The argument motivating the advertising director's decision is flawed for several reasons. The most egregious flaw is that he takes for granted that good reviews are enough to ensure that customers will go to the movie theatres to watch movies.

Even if it is true that reliable movie reviews for most movies offered at his theaters have increase by percentage, it does not necessarily follow that these glowing reviews will translate into more success at the box office. The advertising director, at any rate, does not argue for the inference. The reason that he should not take for granted that positive film reviews are enough to boost ticket sales is because there might be other factors that curtail box office success, such as a recession, rise in ticket prices, and trends in society to watch movies on blu-ray or the internet. So, the director should strengthen his argument by answering the question of whether there are other such plausible reasons that fewer people are coming to his movie theaters. Otherwise, more advertising of good reviews would not guarantee more ticket sales.

Secondly, the director has not sufficiently made the case that the reviewers giving the positive reviewers are representative of the majority of film critics. No doubt the director cannot be expected to canvass all film reviewers in the world, but it is possible that his survey of movie reviews and their reviewers represented only a small or idiosyncratic subset of the general population of reviewers. It could be, for instance, that he only canvassed the more right-leaning reviewers, or the left-leaning ones, or even just a few art-house fim critics. Thus, the director should strengthen his case by showing that the film critics he is appealing to do indeed represent a broad range of the movie going public.
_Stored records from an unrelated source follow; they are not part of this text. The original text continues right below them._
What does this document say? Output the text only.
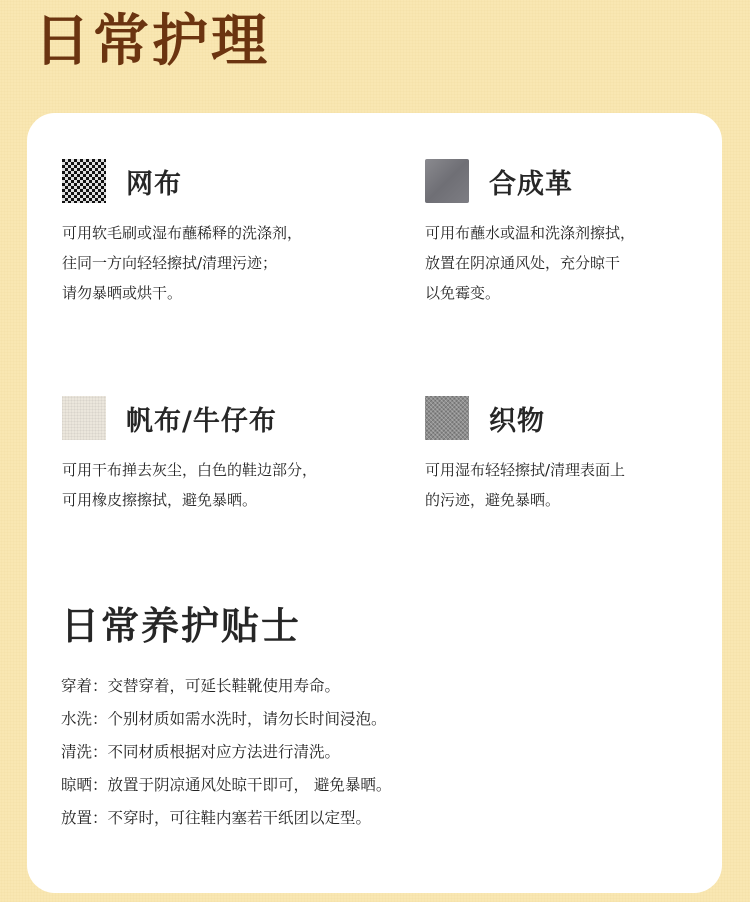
日常护理
网布
可用软毛刷或湿布蘸稀释的洗涤剂，
往同一方向轻轻擦拭/清理污迹；
请勿暴晒或烘干。
合成革
可用布蘸水或温和洗涤剂擦拭，
放置在阴凉通风处，充分晾干
以免霉变。
帆布/牛仔布
可用干布掸去灰尘，白色的鞋边部分，
可用橡皮擦擦拭，避免暴晒。
织物
可用湿布轻轻擦拭/清理表面上
的污迹，避免暴晒。
日常养护贴士
穿着：交替穿着，可延长鞋靴使用寿命。
水洗：个别材质如需水洗时，请勿长时间浸泡。
清洗：不同材质根据对应方法进行清洗。
晾晒：放置于阴凉通风处晾干即可， 避免暴晒。
放置：不穿时，可往鞋内塞若干纸团以定型。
Thirdly, the director simply assumes that what movie critics like will translate straighforwardly into what moviegoers like. However, it is entirely possible that certain movies which the majority of critics reject for their inanity, such as "Dude where's my car?", turn out to be very popular movies. It is also possible that some thoughtful movies should not be successful at the box office. The director, then, should answer the question why movies that movie reviewers give the "thumbs up" to should reliably translate into success at the box office.

It may well be that the director is actually correct in his assessment that Super Screen should allocate more money to advertising. But it is apparent that his argument to that effect is flawed for the reasons given above, the main flaw being that he does not give support for the assertion that good reviews, even if better advertised, must translate into success at the box office.